La primera edición, limitada a 150 unidades, se agotó en horas, pero lejos de cerrar el capítulo, la colaboración se expande. En febrero llegaron aretes de oro de 18 quilates con diamantes, diseñados con la elegancia minimalista que Rutherford defiende: «No me gustan los aretes grandes, estos son como aire, no los sientes». Para mayo, está previsto el lanzamiento de un collar en plata esterlina y un brazalete, todos fabricados en Amberes y manteniendo la filosofía de edición exclusiva. «Es agradable tener ese aire de objeto único con una historia», apunta Van Thillo, quien insinúa que el hijo de Rutherford, Hermès Giersch, podría inspirar una línea masculina que «los hombres puedan llevar con traje, pero que sea joyería».
Pero la inquietud de Rutherford trasciende la joyería. Su próximo lanzamiento es una fragancia, «Rose Première by Kelly Rutherford», creada con Véronique Gabai —experta en belleza y fundadora de una marca inspirada en la Costa Azul— que debutará en una tirada limitada de 2.000 frascos antes de incorporarse a la línea permanente. También explora el campo del cuidado animal con un champú para perros, fruto de la amistad con una emprendedora que adaptó un principio dermatológico de lujo para aliviar alergias caninas. «Muchos perros sufren de alergias hoy», señala la actriz, mostrando cómo su mirada curiosa abarca nichos insospechados.
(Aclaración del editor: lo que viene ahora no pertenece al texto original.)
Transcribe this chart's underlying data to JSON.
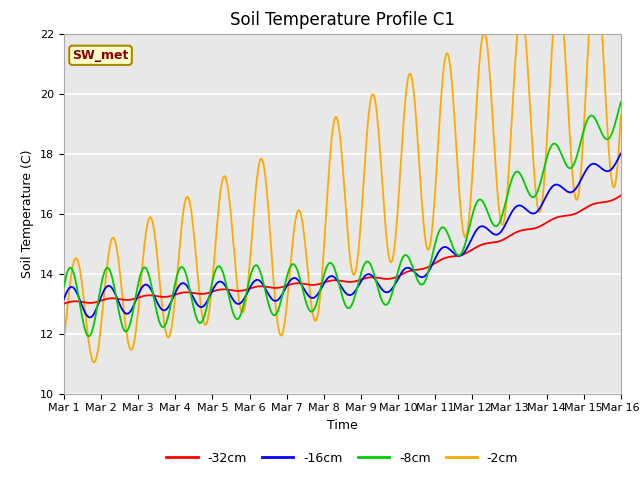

En conversación, Rutherford desvela que estas colaboraciones son un acto de liberación creativa. «Llega un punto en que limitarse a una sola cosa durante toda la vida es restrictsivo. Conocer gente diversa es inspirador; se trata de ampliar horizontes y alinearte con proyectos que sientas correctos». Aunque sueña con incursionar en el diseño de interiores, advierte que «lanzar una marca mientras actúas es una carga», pero celebra la fórmula de alianzas selectas: «Lo bonito de trabajar con alguien grande es que hacen un trabajo hermoso y te hacen lucir bien. Si encuentro el socio indicado, haría más».
Esta unión entre Hollywood y la artesanía belga no solo produce objetos, sino que también refleja una tendencia: las celebrities que eligen colaboraciones puntuales sobre marcas propias, priorizando autenticidad sobre exposición. Para el lector de moda, la lección es clara: el valor ahora reside en la narrativa detrás de la pieza, en su rareza calculada y en la historia humana que la sostiene. Las joyas de The TwentyFour Six, disponibles a través de canales selectos, son un ejemplo de cómo el lujo contemporáneo se redime a través de la intimidad del proceso creativo, una lección que Rutherford y Van Thillo están decididas a enseñar con cada eslabón y grabado.